Les Milanais s’étaient contre lui absent rebellés, et avaient l’impératrice sa femme chassé hors la ville, ignominieusement montée sur une vieille mule nommée Thacor, à chevauchons de rebours, savoir est le cul tourné vers la tête de la mule et la face vers la croupière. Frédéric, à son retour, les ayant subjugués et resserrés, fit telle diligence qu’il recouvra[4] la célèbre mule Thacor.
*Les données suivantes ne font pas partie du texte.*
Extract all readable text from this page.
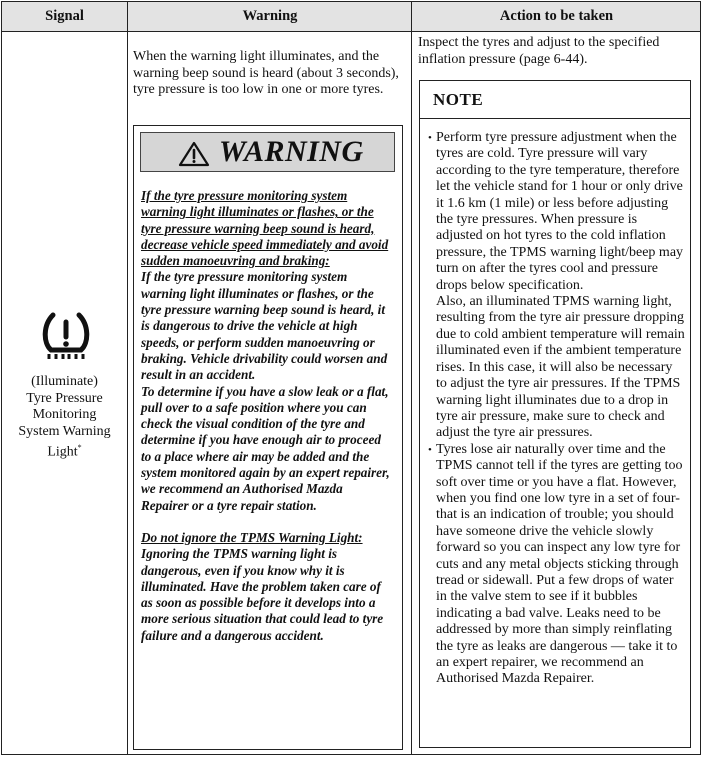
Signal	Warning	Action to be taken
(Illuminate)
Tyre Pressure
Monitoring
System Warning
Light*
When the warning light illuminates, and the warning beep sound is heard (about 3 seconds), tyre pressure is too low in one or more tyres.
WARNING

If the tyre pressure monitoring system warning light illuminates or flashes, or the tyre pressure warning beep sound is heard, decrease vehicle speed immediately and avoid sudden manoeuvring and braking:

If the tyre pressure monitoring system warning light illuminates or flashes, or the tyre pressure warning beep sound is heard, it is dangerous to drive the vehicle at high speeds, or perform sudden manoeuvring or braking. Vehicle drivability could worsen and result in an accident.

To determine if you have a slow leak or a flat, pull over to a safe position where you can check the visual condition of the tyre and determine if you have enough air to proceed to a place where air may be added and the system monitored again by an expert repairer, we recommend an Authorised Mazda Repairer or a tyre repair station.

Do not ignore the TPMS Warning Light:

Ignoring the TPMS warning light is dangerous, even if you know why it is illuminated. Have the problem taken care of as soon as possible before it develops into a more serious situation that could lead to tyre failure and a dangerous accident.

Inspect the tyres and adjust to the specified inflation pressure (page 6-44).
NOTE
• Perform tyre pressure adjustment when the tyres are cold. Tyre pressure will vary according to the tyre temperature, therefore let the vehicle stand for 1 hour or only drive it 1.6 km (1 mile) or less before adjusting the tyre pressures. When pressure is adjusted on hot tyres to the cold inflation pressure, the TPMS warning light/beep may turn on after the tyres cool and pressure drops below specification.

Also, an illuminated TPMS warning light, resulting from the tyre air pressure dropping due to cold ambient temperature will remain illuminated even if the ambient temperature rises. In this case, it will also be necessary to adjust the tyre air pressures. If the TPMS warning light illuminates due to a drop in tyre air pressure, make sure to check and adjust the tyre air pressures.

• Tyres lose air naturally over time and the TPMS cannot tell if the tyres are getting too soft over time or you have a flat. However, when you find one low tyre in a set of four-that is an indication of trouble; you should have someone drive the vehicle slowly forward so you can inspect any low tyre for cuts and any metal objects sticking through tread or sidewall. Put a few drops of water in the valve stem to see if it bubbles indicating a bad valve. Leaks need to be addressed by more than simply reinflating the tyre as leaks are dangerous — take it to an expert repairer, we recommend an Authorised Mazda Repairer.
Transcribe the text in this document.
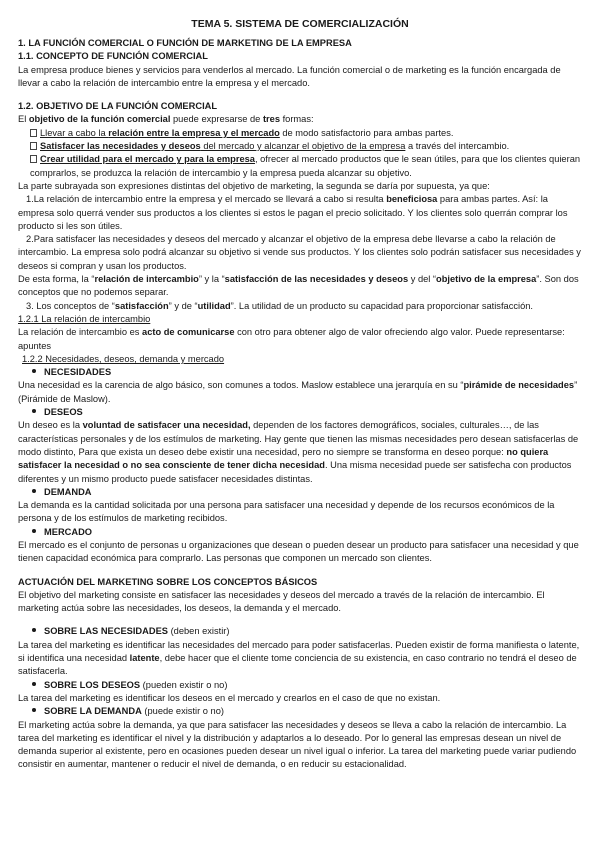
TEMA 5. SISTEMA DE COMERCIALIZACIÓN
1. LA FUNCIÓN COMERCIAL O FUNCIÓN DE MARKETING DE LA EMPRESA
1.1. CONCEPTO DE FUNCIÓN COMERCIAL
La empresa produce bienes y servicios para venderlos al mercado. La función comercial o de marketing es la función encargada de llevar a cabo la relación de intercambio entre la empresa y el mercado.
1.2. OBJETIVO DE LA FUNCIÓN COMERCIAL
El objetivo de la función comercial puede expresarse de tres formas:
Llevar a cabo la relación entre la empresa y el mercado de modo satisfactorio para ambas partes.
Satisfacer las necesidades y deseos del mercado y alcanzar el objetivo de la empresa a través del intercambio.
Crear utilidad para el mercado y para la empresa, ofrecer al mercado productos que le sean útiles, para que los clientes quieran comprarlos, se produzca la relación de intercambio y la empresa pueda alcanzar su objetivo.
La parte subrayada son expresiones distintas del objetivo de marketing, la segunda se daría por supuesta, ya que:
1.La relación de intercambio entre la empresa y el mercado se llevará a cabo si resulta beneficiosa para ambas partes. Así: la empresa solo querrá vender sus productos a los clientes si estos le pagan el precio solicitado. Y los clientes solo querrán comprar los producto si les son útiles.
2.Para satisfacer las necesidades y deseos del mercado y alcanzar el objetivo de la empresa debe llevarse a cabo la relación de intercambio. La empresa solo podrá alcanzar su objetivo si vende sus productos. Y los clientes solo podrán satisfacer sus necesidades y deseos si compran y usan los productos.
De esta forma, la “relación de intercambio” y la “satisfacción de las necesidades y deseos y del “objetivo de la empresa”. Son dos conceptos que no podemos separar.
3. Los conceptos de “satisfacción” y de “utilidad”. La utilidad de un producto su capacidad para proporcionar satisfacción.
1.2.1 La relación de intercambio
La relación de intercambio es acto de comunicarse con otro para obtener algo de valor ofreciendo algo valor. Puede representarse: apuntes
1.2.2 Necesidades, deseos, demanda y mercado
NECESIDADES
Una necesidad es la carencia de algo básico, son comunes a todos. Maslow establece una jerarquía en su “pirámide de necesidades” (Pirámide de Maslow).
DESEOS
Un deseo es la voluntad de satisfacer una necesidad, dependen de los factores demográficos, sociales, culturales…, de las características personales y de los estímulos de marketing. Hay gente que tienen las mismas necesidades pero desean satisfacerlas de modo distinto, Para que exista un deseo debe existir una necesidad, pero no siempre se transforma en deseo porque: no quiera satisfacer la necesidad o no sea consciente de tener dicha necesidad. Una misma necesidad puede ser satisfecha con productos diferentes y un mismo producto puede satisfacer necesidades distintas.
DEMANDA
La demanda es la cantidad solicitada por una persona para satisfacer una necesidad y depende de los recursos económicos de la persona y de los estímulos de marketing recibidos.
MERCADO
El mercado es el conjunto de personas u organizaciones que desean o pueden desear un producto para satisfacer una necesidad y que tienen capacidad económica para comprarlo. Las personas que componen un mercado son clientes.
ACTUACIÓN DEL MARKETING SOBRE LOS CONCEPTOS BÁSICOS
El objetivo del marketing consiste en satisfacer las necesidades y deseos del mercado a través de la relación de intercambio. El marketing actúa sobre las necesidades, los deseos, la demanda y el mercado.
SOBRE LAS NECESIDADES (deben existir)
La tarea del marketing es identificar las necesidades del mercado para poder satisfacerlas. Pueden existir de forma manifiesta o latente, si identifica una necesidad latente, debe hacer que el cliente tome conciencia de su existencia, en caso contrario no tendrá el deseo de satisfacerla.
SOBRE LOS DESEOS (pueden existir o no)
La tarea del marketing es identificar los deseos en el mercado y crearlos en el caso de que no existan.
SOBRE LA DEMANDA (puede existir o no)
El marketing actúa sobre la demanda, ya que para satisfacer las necesidades y deseos se lleva a cabo la relación de intercambio. La tarea del marketing es identificar el nivel y la distribución y adaptarlos a lo deseado. Por lo general las empresas desean un nivel de demanda superior al existente, pero en ocasiones pueden desear un nivel igual o inferior. La tarea del marketing puede variar pudiendo consistir en aumentar, mantener o reducir el nivel de demanda, o en reducir su estacionalidad.
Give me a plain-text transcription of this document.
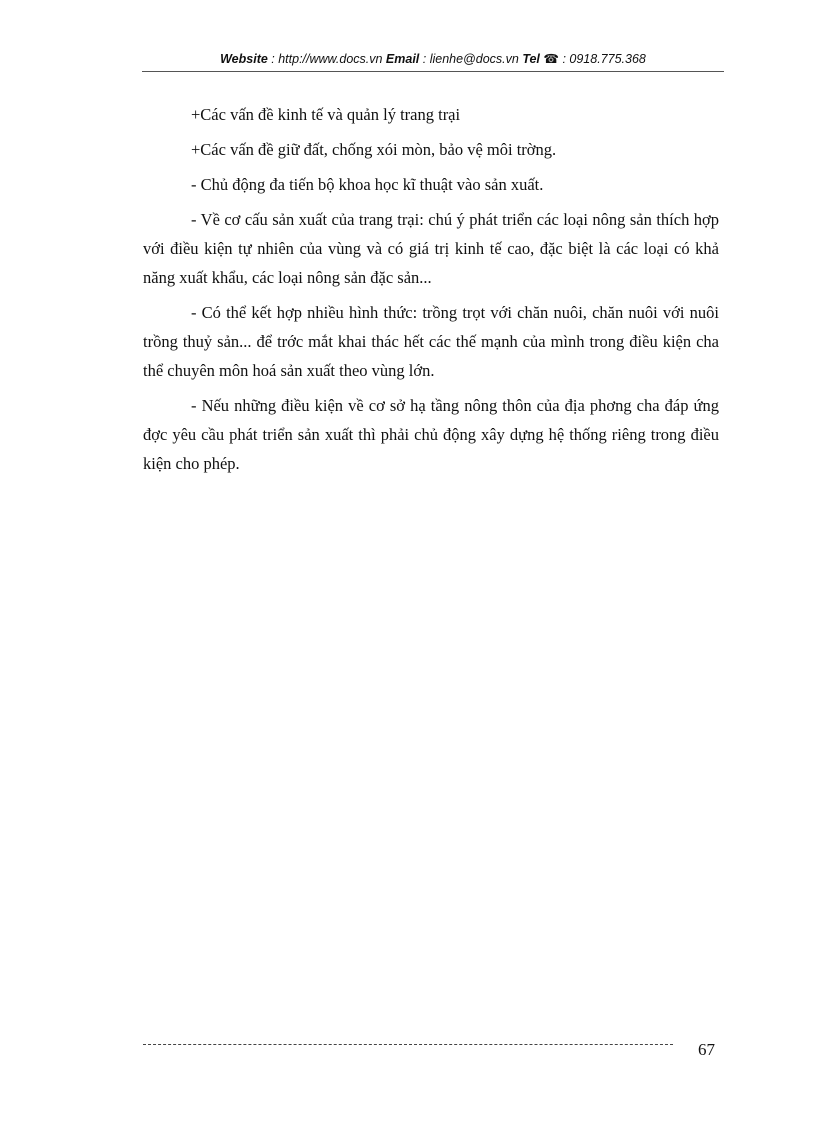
Website : http://www.docs.vn Email : lienhe@docs.vn Tel ☎ : 0918.775.368

+Các vấn đề kinh tế và quản lý trang trại

+Các vấn đề giữ đất, chống xói mòn, bảo vệ môi trờng.

- Chủ động đa tiến bộ khoa học kĩ thuật vào sản xuất.

- Về cơ cấu sản xuất của trang trại: chú ý phát triển các loại nông sản thích hợp với điều kiện tự nhiên của vùng và có giá trị kinh tế cao, đặc biệt là các loại có khả năng xuất khẩu, các loại nông sản đặc sản...

- Có thể kết hợp nhiều hình thức: trồng trọt với chăn nuôi, chăn nuôi với nuôi trồng thuỷ sản... để trớc mắt khai thác hết các thế mạnh của mình trong điều kiện cha thể chuyên môn hoá sản xuất theo vùng lớn.

- Nếu những điều kiện về cơ sở hạ tầng nông thôn của địa phơng cha đáp ứng đợc yêu cầu phát triển sản xuất thì phải chủ động xây dựng hệ thống riêng trong điều kiện cho phép.

67
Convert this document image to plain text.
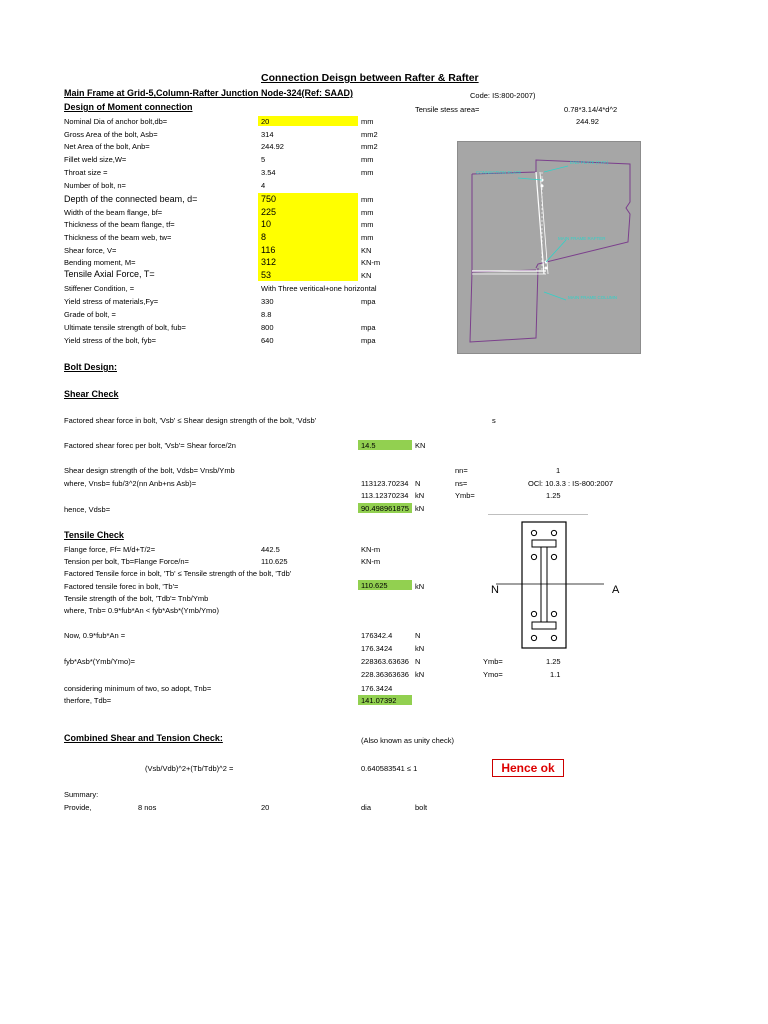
Connection Deisgn between Rafter & Rafter
Main Frame at Grid-5,Column-Rafter Junction Node-324(Ref: SAAD)	Code: IS:800-2007)
Design of Moment connection	Tensile stess area=	0.78*3.14/4*d^2
244.92
Nominal Dia of anchor bolt,db=	20	mm
Gross Area of the bolt, Asb=	314	mm2
Net Area of the bolt, Anb=	244.92	mm2
Fillet weld size,W=	5	mm
Throat size =	3.54	mm
Number of bolt, n=	4
Depth of the connected beam, d=	750	mm
Width of the beam flange, bf=	225	mm
Thickness of the beam flange, tf=	10	mm
Thickness of the beam web, tw=	8	mm
Shear force, V=	116	KN
Bending moment, M=	312	KN-m
Tensile Axial Force, T=	53	KN
Stiffener Condition, =	With Three veritical+one horizontal
Yield stress of materials,Fy=	330	mpa
Grade of bolt, =	8.8
Ultimate tensile strength of bolt, fub=	800	mpa
Yield stress of the bolt, fyb=	640	mpa
CONNECTION PLATE
END PLATE (TYP.)
MAIN FRAME RAFTER
MAIN FRAME COLUMN
Bolt Design:
Shear Check
Factored shear force in bolt, 'Vsb' ≤ Shear design strength of the bolt, 'Vdsb'	s
Factored shear forec per bolt, 'Vsb'= Shear force/2n	14.5	KN
Shear design strength of the bolt, Vdsb= Vnsb/Ymb	nn=	1
where, Vnsb= fub/3^2(nn Anb+ns Asb)=	113123.70234 N	ns=	OCl: 10.3.3 : IS-800:2007
113.12370234 kN	Ymb=	1.25
hence, Vdsb=	90.498961875 kN
Tensile Check
Flange force, Ff= M/d+T/2=	442.5	KN-m
Tension per bolt, Tb=Flange Force/n=	110.625	KN-m
Factored Tensile force in bolt, 'Tb' ≤ Tensile strength of the bolt, 'Tdb'
Factored tensile forec in bolt, 'Tb'=	110.625	kN
Tensile strength of the bolt, 'Tdb'= Tnb/Ymb
where, Tnb= 0.9*fub*An < fyb*Asb*(Ymb/Ymo)
Now, 0.9*fub*An =	176342.4	N
176.3424	kN
fyb*Asb*(Ymb/Ymo)=	228363.63636 N	Ymb=	1.25
228.36363636 kN	Ymo=	1.1
considering minimum of two, so adopt, Tnb=	176.3424
therfore, Tdb=	141.07392
N	A
Combined Shear and Tension Check:	(Also known as unity check)
(Vsb/Vdb)^2+(Tb/Tdb)^2 =	0.640583541 ≤ 1	Hence ok
Summary:
Provide,	8 nos	20	dia	bolt
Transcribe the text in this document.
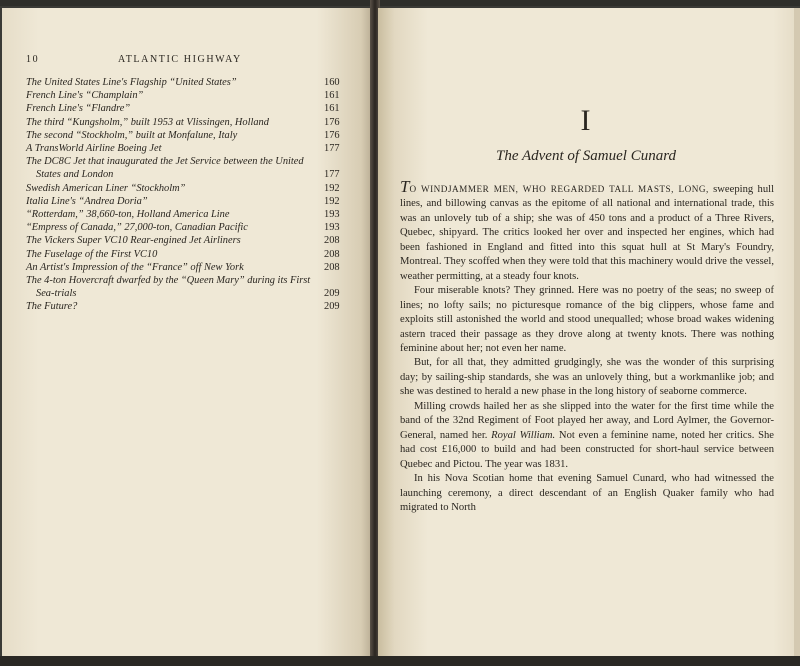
10	ATLANTIC HIGHWAY
The United States Line's Flagship “United States”	160
French Line's “Champlain”	161
French Line's “Flandre”	161
The third “Kungsholm,” built 1953 at Vlissingen, Holland	176
The second “Stockholm,” built at Monfalune, Italy	176
A TransWorld Airline Boeing Jet	177
The DC8C Jet that inaugurated the Jet Service between the United States and London	177
Swedish American Liner “Stockholm”	192
Italia Line's “Andrea Doria”	192
“Rotterdam,” 38,660-ton, Holland America Line	193
“Empress of Canada,” 27,000-ton, Canadian Pacific	193
The Vickers Super VC10 Rear-engined Jet Airliners	208
The Fuselage of the First VC10	208
An Artist's Impression of the “France” off New York	208
The 4-ton Hovercraft dwarfed by the “Queen Mary” during its First Sea-trials	209
The Future?	209
I
The Advent of Samuel Cunard

TO WINDJAMMER MEN, WHO REGARDED TALL MASTS, LONG, sweeping hull lines, and billowing canvas as the epitome of all national and international trade, this was an unlovely tub of a ship; she was of 450 tons and a product of a Three Rivers, Quebec, shipyard. The critics looked her over and inspected her engines, which had been fashioned in England and fitted into this squat hull at St Mary's Foundry, Montreal. They scoffed when they were told that this machinery would drive the vessel, weather permitting, at a steady four knots.

Four miserable knots? They grinned. Here was no poetry of the seas; no sweep of lines; no lofty sails; no picturesque romance of the big clippers, whose fame and exploits still astonished the world and stood unequalled; whose broad wakes widening astern traced their passage as they drove along at twenty knots. There was nothing feminine about her; not even her name.

But, for all that, they admitted grudgingly, she was the wonder of this surprising day; by sailing-ship standards, she was an unlovely thing, but a workmanlike job; and she was destined to herald a new phase in the long history of seaborne commerce.

Milling crowds hailed her as she slipped into the water for the first time while the band of the 32nd Regiment of Foot played her away, and Lord Aylmer, the Governor-General, named her. Royal William. Not even a feminine name, noted her critics. She had cost £16,000 to build and had been constructed for short-haul service between Quebec and Pictou. The year was 1831.

In his Nova Scotian home that evening Samuel Cunard, who had witnessed the launching ceremony, a direct descendant of an English Quaker family who had migrated to North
Adonc, au milieu du grand Brouet[5], par son ordonnance, le bourreau mit ès membres honteux de Thacor une figue, présents et voyants les citadins captifs ; puis cria, de par l’empereur, à son de trompe, que quiconque d’iceux voudrait la mort évader, arrachât publiquement la figue avec les dents, puis la remit on[6] propre lieu sans aide des mains. Quiconque en ferait refus serait sur l’instant pendu et étranglé. Aucuns[7] d’iceux eurent honte et horreur de telle tant abominable amende, la postposèrent[8] à la crainte de mort, et furent pendus. Ès autres la crainte de mort domina sur telle honte. Iceux, avoir à belles dents tiré la figue, la montraient au boye[9], apertement[10], disant : « Ecco lo fico ». En pareille ignominie, le reste de ces pauvres et désolés Gaillardets furent de mort garantis et sauvés, furent faits esclaves et tributaires, et leur fut imposé le nom de Papefigues, parce qu’au portrait papal avaient fait la figue. Depuis celui temps, les pauvres gens n’avaient prospéré. Tous les ans avaient grêle, tempête, famine et tout malheur, comme éterne[11] punition du péché de leurs ancêtres et parents.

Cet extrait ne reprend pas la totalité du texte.